D’innombrables incertitudes
Au-delà des chiffres, d’importantes questions se posent dans un secteur qui s’interroge sur son statut de ’complémentaire’ quant on lui ’impose’ de faire le 100 % santé ou quand on le traite en ’collecteur d’impôts’. De fait, Bertrand Boivin-Champaux rappelle qu’entre 2008 et 2018 la fiscalité sur les contrats collectifs a augmenté de + 18,4 %, soit + 1,84 % par an et, qu’au final, le prélèvement fiscal opéré sur une cotisation de 100 € se monte à 37 €. Dans un tel contexte, les IP ont eu bien du mérite de s’impliquer dans le recul du reste à charge des ménages de - 0,4% par an ces dix dernières années, alors que la consommation de biens et de soins médicaux, financée par la sécurité sociale, progressait de + 2,4 % par an. Faut-il alors s’étonner si les résultats des IP sont en baisse constante depuis dix ans et s’ils sont au rouge depuis 2017 (- 196 M € en 2018) ?

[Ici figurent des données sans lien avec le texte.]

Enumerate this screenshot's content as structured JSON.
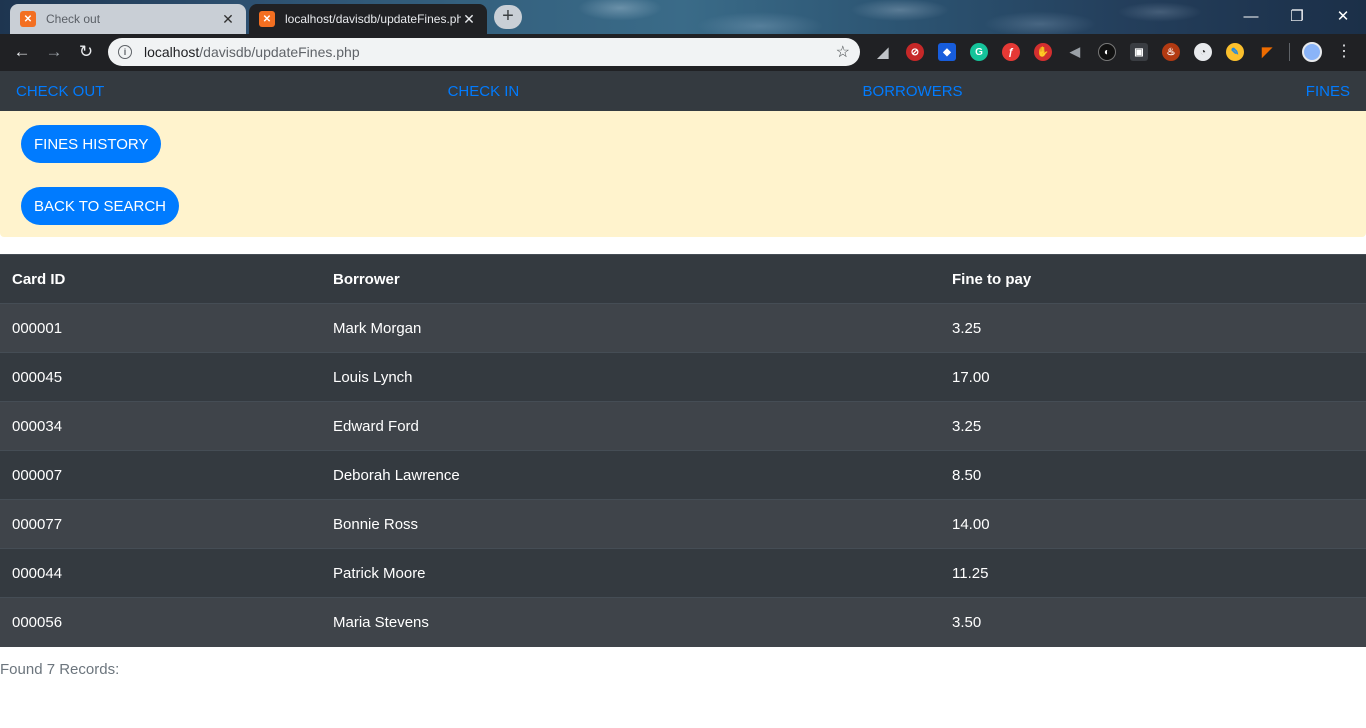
{
  "browser": {
    "tabs": [
      {
        "title": "Check out",
        "favicon": "xampp-icon",
        "active": false
      },
      {
        "title": "localhost/davisdb/updateFines.php",
        "favicon": "xampp-icon",
        "active": true
      }
    ],
    "new_tab_label": "+",
    "url_host": "localhost",
    "url_path": "/davisdb/updateFines.php",
    "window_controls": {
      "minimize": "—",
      "restore": "❐",
      "close": "✕"
    },
    "nav": {
      "back": "←",
      "forward": "→",
      "reload": "↻"
    },
    "star": "☆",
    "menu": "⋮"
  },
  "nav": {
    "check_out": "CHECK OUT",
    "check_in": "CHECK IN",
    "borrowers": "BORROWERS",
    "fines": "FINES"
  },
  "actions": {
    "fines_history": "FINES HISTORY",
    "back_to_search": "BACK TO SEARCH"
  },
  "table": {
    "headers": [
      "Card ID",
      "Borrower",
      "Fine to pay"
    ],
    "rows": [
      [
        "000001",
        "Mark Morgan",
        "3.25"
      ],
      [
        "000045",
        "Louis Lynch",
        "17.00"
      ],
      [
        "000034",
        "Edward Ford",
        "3.25"
      ],
      [
        "000007",
        "Deborah Lawrence",
        "8.50"
      ],
      [
        "000077",
        "Bonnie Ross",
        "14.00"
      ],
      [
        "000044",
        "Patrick Moore",
        "11.25"
      ],
      [
        "000056",
        "Maria Stevens",
        "3.50"
      ]
    ]
  },
  "footer": {
    "found_text": "Found 7 Records:"
  },
  "colors": {
    "link": "#007bff",
    "navbar": "#343a40",
    "alert_bg": "#fff3cd",
    "button": "#007bff",
    "table_dark": "#343a40",
    "table_stripe": "#3f444a"
  },
  "extensions": [
    "shark-icon",
    "block-icon",
    "bitwarden-icon",
    "grammarly-icon",
    "flash-icon",
    "stop-hand-icon",
    "audio-icon",
    "dark-mode-icon",
    "shield-icon",
    "fire-icon",
    "compass-icon",
    "color-picker-icon",
    "megaphone-icon"
  ]
}
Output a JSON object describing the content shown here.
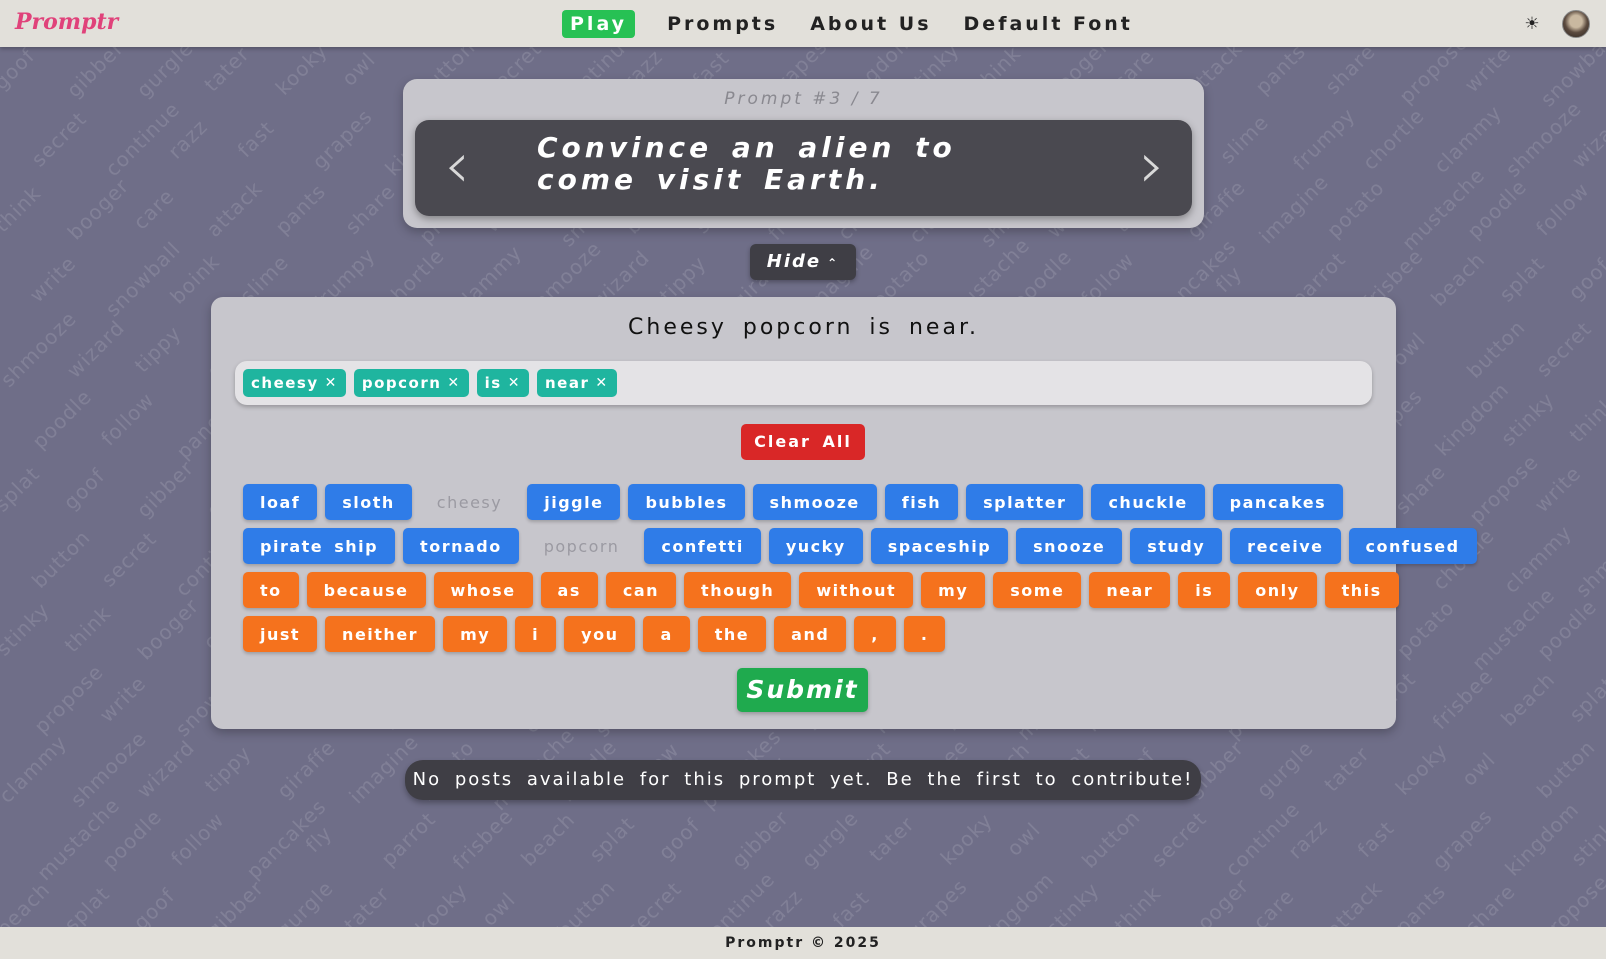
{
  "app": {
    "logo": "Promptr"
  },
  "nav": {
    "items": [
      {
        "label": "Play",
        "active": true
      },
      {
        "label": "Prompts",
        "active": false
      },
      {
        "label": "About Us",
        "active": false
      },
      {
        "label": "Default Font",
        "active": false
      }
    ],
    "theme_icon": "sun-icon",
    "avatar_icon": "user-avatar"
  },
  "prompt": {
    "counter": "Prompt #3 / 7",
    "text": "Convince an alien to come visit Earth.",
    "prev_icon": "chevron-left-icon",
    "next_icon": "chevron-right-icon"
  },
  "hide_button": {
    "label": "Hide",
    "icon": "chevron-up-icon"
  },
  "composer": {
    "sentence": "Cheesy popcorn is near.",
    "chips": [
      "cheesy",
      "popcorn",
      "is",
      "near"
    ],
    "clear_label": "Clear All",
    "submit_label": "Submit",
    "rows": [
      [
        {
          "w": "loaf",
          "c": "blue"
        },
        {
          "w": "sloth",
          "c": "blue"
        },
        {
          "w": "cheesy",
          "c": "used"
        },
        {
          "w": "jiggle",
          "c": "blue"
        },
        {
          "w": "bubbles",
          "c": "blue"
        },
        {
          "w": "shmooze",
          "c": "blue"
        },
        {
          "w": "fish",
          "c": "blue"
        },
        {
          "w": "splatter",
          "c": "blue"
        },
        {
          "w": "chuckle",
          "c": "blue"
        },
        {
          "w": "pancakes",
          "c": "blue"
        }
      ],
      [
        {
          "w": "pirate ship",
          "c": "blue"
        },
        {
          "w": "tornado",
          "c": "blue"
        },
        {
          "w": "popcorn",
          "c": "used"
        },
        {
          "w": "confetti",
          "c": "blue"
        },
        {
          "w": "yucky",
          "c": "blue"
        },
        {
          "w": "spaceship",
          "c": "blue"
        },
        {
          "w": "snooze",
          "c": "blue"
        },
        {
          "w": "study",
          "c": "blue"
        },
        {
          "w": "receive",
          "c": "blue"
        },
        {
          "w": "confused",
          "c": "blue"
        }
      ],
      [
        {
          "w": "to",
          "c": "orange"
        },
        {
          "w": "because",
          "c": "orange"
        },
        {
          "w": "whose",
          "c": "orange"
        },
        {
          "w": "as",
          "c": "orange"
        },
        {
          "w": "can",
          "c": "orange"
        },
        {
          "w": "though",
          "c": "orange"
        },
        {
          "w": "without",
          "c": "orange"
        },
        {
          "w": "my",
          "c": "orange"
        },
        {
          "w": "some",
          "c": "orange"
        },
        {
          "w": "near",
          "c": "orange"
        },
        {
          "w": "is",
          "c": "orange"
        },
        {
          "w": "only",
          "c": "orange"
        },
        {
          "w": "this",
          "c": "orange"
        }
      ],
      [
        {
          "w": "just",
          "c": "orange"
        },
        {
          "w": "neither",
          "c": "orange"
        },
        {
          "w": "my",
          "c": "orange"
        },
        {
          "w": "i",
          "c": "orange"
        },
        {
          "w": "you",
          "c": "orange"
        },
        {
          "w": "a",
          "c": "orange"
        },
        {
          "w": "the",
          "c": "orange"
        },
        {
          "w": "and",
          "c": "orange"
        },
        {
          "w": ",",
          "c": "orange"
        },
        {
          "w": ".",
          "c": "orange"
        }
      ]
    ]
  },
  "notice": "No posts available for this prompt yet. Be the first to contribute!",
  "footer": "Promptr © 2025",
  "background_words": [
    "goof",
    "gibber",
    "gurgle",
    "tater",
    "kooky",
    "owl",
    "button",
    "secret",
    "continue",
    "razz",
    "fast",
    "grapes",
    "kingdom",
    "stinky",
    "think",
    "booger",
    "care",
    "attack",
    "pants",
    "share",
    "propose",
    "write",
    "snowball",
    "boink",
    "slime",
    "frumpy",
    "chortle",
    "clammy",
    "shmooze",
    "wizard",
    "tippy",
    "giraffe",
    "imagine",
    "potato",
    "mustache",
    "poodle",
    "follow",
    "pancakes",
    "fly",
    "parrot",
    "frisbee",
    "beach",
    "splat"
  ],
  "colors": {
    "background": "#6f6e88",
    "nav_active": "#27c154",
    "chip": "#1fb59f",
    "clear": "#d92727",
    "noun": "#2f7ce8",
    "connector": "#f5721d",
    "submit": "#1faa4e",
    "logo": "#e0427a"
  }
}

L’État continuera-t-il à financer ses projets sociaux par un recours accru à l’impôt ? C’est un premier sujet d’inquiétude auquel s’ajoutent beaucoup d’interrogations. Ainsi sur le reste à charge zéro, même si personne ne s’oppose par principe à une réforme qui a ses raisons d’être, personne ne sait ce que feront des IP coincées entre leur engagement de ne pas majorer leurs tarifs et l’obligation que leur fait solvabilité 2 d’équilibrer leurs comptes. À terme l’augmentation des cotisations n’est-elle pas inéluctable ? Dans le domaine de la santé, tant de chantiers sont ouverts, tant de discussions sont en cours avec les professionnels du secteur, tant de lignes sont en train de bouger que, là encore, les complémentaires ont aujourd’hui du mal à imaginer ce qui leur sera suggéré, demandé, voire imposé. Cela vaut pour la dépendance, dont la réforme est annoncée pour la fin de l’année, mais aussi pour la retraite, les incitations à partir plus tard pesant sur les dépenses de prévoyance et pour la retraite supplémentaire bousculée par la loi Pacte.

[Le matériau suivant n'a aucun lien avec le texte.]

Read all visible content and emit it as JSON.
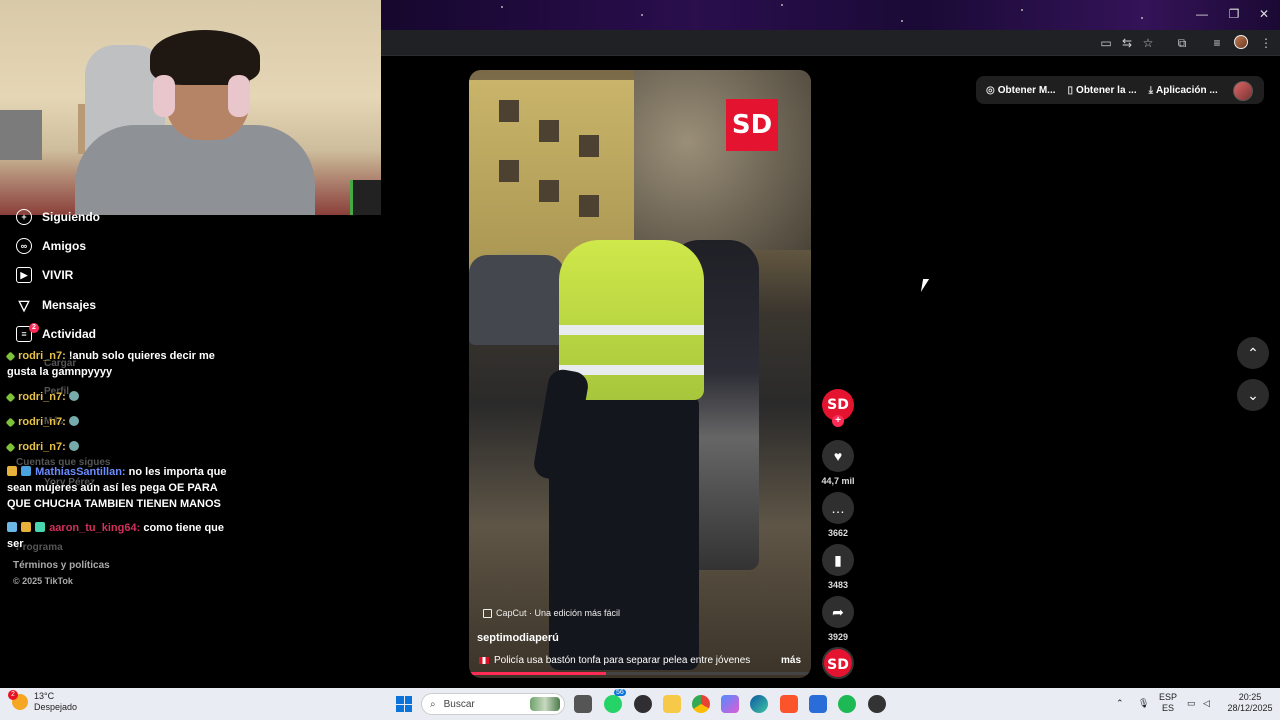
{
  "sidebar": {
    "items": [
      {
        "label": "Siguiendo",
        "icon": "following-icon"
      },
      {
        "label": "Amigos",
        "icon": "friends-icon"
      },
      {
        "label": "VIVIR",
        "icon": "live-icon"
      },
      {
        "label": "Mensajes",
        "icon": "messages-icon"
      },
      {
        "label": "Actividad",
        "icon": "activity-icon",
        "badge": "2"
      }
    ],
    "ghost_items": [
      "Cargar",
      "Perfil",
      "Más",
      "Cuentas que sigues",
      "Yory Pérez",
      "Programa"
    ],
    "footer": {
      "terms": "Términos y políticas",
      "copyright": "© 2025 TikTok"
    }
  },
  "chat": [
    {
      "user": "rodri_n7:",
      "text": "!anub solo quieres decir me gusta la gamnpyyyy",
      "color": "#e8c34a"
    },
    {
      "user": "rodri_n7:",
      "text": "",
      "color": "#e8c34a"
    },
    {
      "user": "rodri_n7:",
      "text": "",
      "color": "#e8c34a"
    },
    {
      "user": "rodri_n7:",
      "text": "",
      "color": "#e8c34a"
    },
    {
      "user": "MathiasSantillan:",
      "text": "no les importa que sean mujeres aún así les pega OE PARA QUE CHUCHA TAMBIEN TIENEN MANOS",
      "color": "#6b8cff"
    },
    {
      "user": "aaron_tu_king64:",
      "text": "como tiene que ser",
      "color": "#d0305a"
    }
  ],
  "header": {
    "pills": [
      "Obtener M...",
      "Obtener la ...",
      "Aplicación ..."
    ]
  },
  "video": {
    "logo": "SD",
    "capcut": "CapCut · Una edición más fácil",
    "author": "septimodiaperú",
    "description": "Policía usa bastón tonfa para separar pelea entre jóvenes",
    "more": "más",
    "progress": 0.4
  },
  "actions": {
    "avatar": "SD",
    "follow": "+",
    "likes": "44,7 mil",
    "comments": "3662",
    "saves": "3483",
    "shares": "3929",
    "music": "SD"
  },
  "taskbar": {
    "weather_temp": "13°C",
    "weather_desc": "Despejado",
    "weather_badge": "2",
    "search_placeholder": "Buscar",
    "lang": "ESP",
    "lang_sub": "ES",
    "time": "20:25",
    "date": "28/12/2025",
    "whatsapp_badge": "56"
  },
  "colors": {
    "accent": "#fe2c55",
    "brand_red": "#e4132f",
    "taskbar": "#e9edf3"
  }
}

À cela s’ajoutent les sujets qui reviennent comme les radis. Jean-Paul Lacam et Bertand Boivin-Champeaux insistent à juste titre sur les mérites des contrats collectifs d’entreprise qui permettent de peser sur les coûts de gestion et sur les cotisations et demandent - c’est un leit motiv - qu’au-delà de simplifications administratives toujours bienvenues, se mette en place une plus grande stabilité réglementaire et que soient pris des engagements de très long terme. Et puis il y a les questions dont on ne parle pas ou en privé. Ainsi, des difficultés rencontrées par les plus grands groupes de la place pour faire cohabiter en leur sein des acteurs de la complémentaire aux cultures différentes (AG2R La Mondiale et Matmut), ou pour gérer de graves sinistres dans la prévoyance collective (Humanis) en s’émancipant d’une gestion paritaire, dont les acteurs eux-mêmes semblent parfois douter du bien fondé. Bref, si le bilan 2018 peut être considéré comme satisfaisant, les mois qui viennent ne seront pas pour les IP un long fleuve tranquille dans un monde où la volonté politique vise à asseoir la protection sociale collective sur des bases de moins en moins professionnelles et de plus en plus universelles.